Mobil sedan hitam terparkir. Sosok pria paruh baya berpakaian formal keluar dari dalamnya. Dua orang perawat berkemeja putih dan celana hitam sudah menunggu di depan pintu masuk utama. Ketiganya bertegur sapa sebagaimana etika yang wajib diterapkan. Setelah basa-basi sejenak layaknya manusia normal, mereka berjalan bersama. Menelusuri lorong dengan pemandangan warna-warni. Lalu-lalang dokter dan kegiatan manusia berpakaian serba hijau yang rupa-rupa ragamnya.

Gedung yang terpisah dari bangunan utama. Hampir tidak ada siapa pun di gedung tersebut. Karena memang tempat itu diperuntukan bagi pasien yang kewarasannya sudah tidak bisa lagi diisi ulang. Hanya menunggu waktu sampai benar-benar hilang atau nyawanya yang hilang. Ruangan dengan dua buah daun pintu yang besar menjadi tempat tujuan utama.

“Ini kartu baru yang harus digunakan untuk membuka pintu.”

Salah seorang perawat mengulurkan sebuah kartu masuk ke hadapan pria paruh baya. Respon yang diberikan olehnya adalah heran. Untuk apa sebuah kartu baru untuk pintu yang sudah bertahun-tahun tidak berubah sama sekali? Seperti itulah isi pikirannya. Namun, bertanya dirasa tidak perlu. Hanya ada satu kesimpulan pasti kenapa dia diberikan kartu baru.

“Terima kasih.”

Kedua perawat pergi. Pria itu mengembuskan napas berat. Sekilas tatapan sinisnya melirik ke arah kamera pengawas di sudut kanan atas. Suara ‘Bip’ berbunyi serelah kartu digesekkkan. Pintu terbuka lebar dengan perlahan. Dia melangkah masuk dengan gerakan cepat karena telah mengetahui pintu akan segera tertutup otomatis begitu terbuka seutuhnya.

Ruangan serba hitam. Sembilan puluh persen hitam. Tempat tidur, lemari pakaian, rak buku beserta sampul-sampul bukunya, semua benda di kamar mandi berkaca transparan, dan horden yang tidak ada jendela di baliknya. Hanya empat lampu di bagian atap yang tidak. Jika semua lampu dimatikan, kegelapan sempurna akan tercipta.

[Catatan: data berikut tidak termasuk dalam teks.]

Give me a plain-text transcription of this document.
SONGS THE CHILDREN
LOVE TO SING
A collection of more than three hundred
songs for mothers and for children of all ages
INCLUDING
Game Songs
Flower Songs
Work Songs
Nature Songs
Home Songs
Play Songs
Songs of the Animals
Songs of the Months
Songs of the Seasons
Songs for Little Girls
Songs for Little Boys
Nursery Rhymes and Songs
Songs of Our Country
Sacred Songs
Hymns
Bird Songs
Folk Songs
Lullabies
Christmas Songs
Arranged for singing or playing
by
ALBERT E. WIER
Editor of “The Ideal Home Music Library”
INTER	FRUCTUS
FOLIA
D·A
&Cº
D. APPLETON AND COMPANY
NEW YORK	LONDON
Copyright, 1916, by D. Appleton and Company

“Apa kabar, Babeh? Sudah lama kita tidak bertemu. Enam bulan? Tujuh bulan? Atau delapan? Sembilan? Hmm … kapan ulang tahun putri bungsumu? Ah, sepuluh bulan. Aku yakin sudah sepuluh bulan kita tidak bertemu.”

Agus tidak mengindahkan perkataan perempuan yang tengah duduk bersila di lantai tepat dua meter di depannya. Dia mengangkat kartu di genggamannya setinggi wajah dan memasang ekspresi sedikit kesal.

“Apa yang kau lakukan kali ini, Clarine? Apa nasib yang menimpa kartu masuk sebelum ini?”

Dengan senyuman yang merekah dan penuh kebanggaan, Clarine mengambil sebuah kartu yang terhimpit di karet pinggang celananya dan menunjukkannya dengan cara yang sama seperti Agus.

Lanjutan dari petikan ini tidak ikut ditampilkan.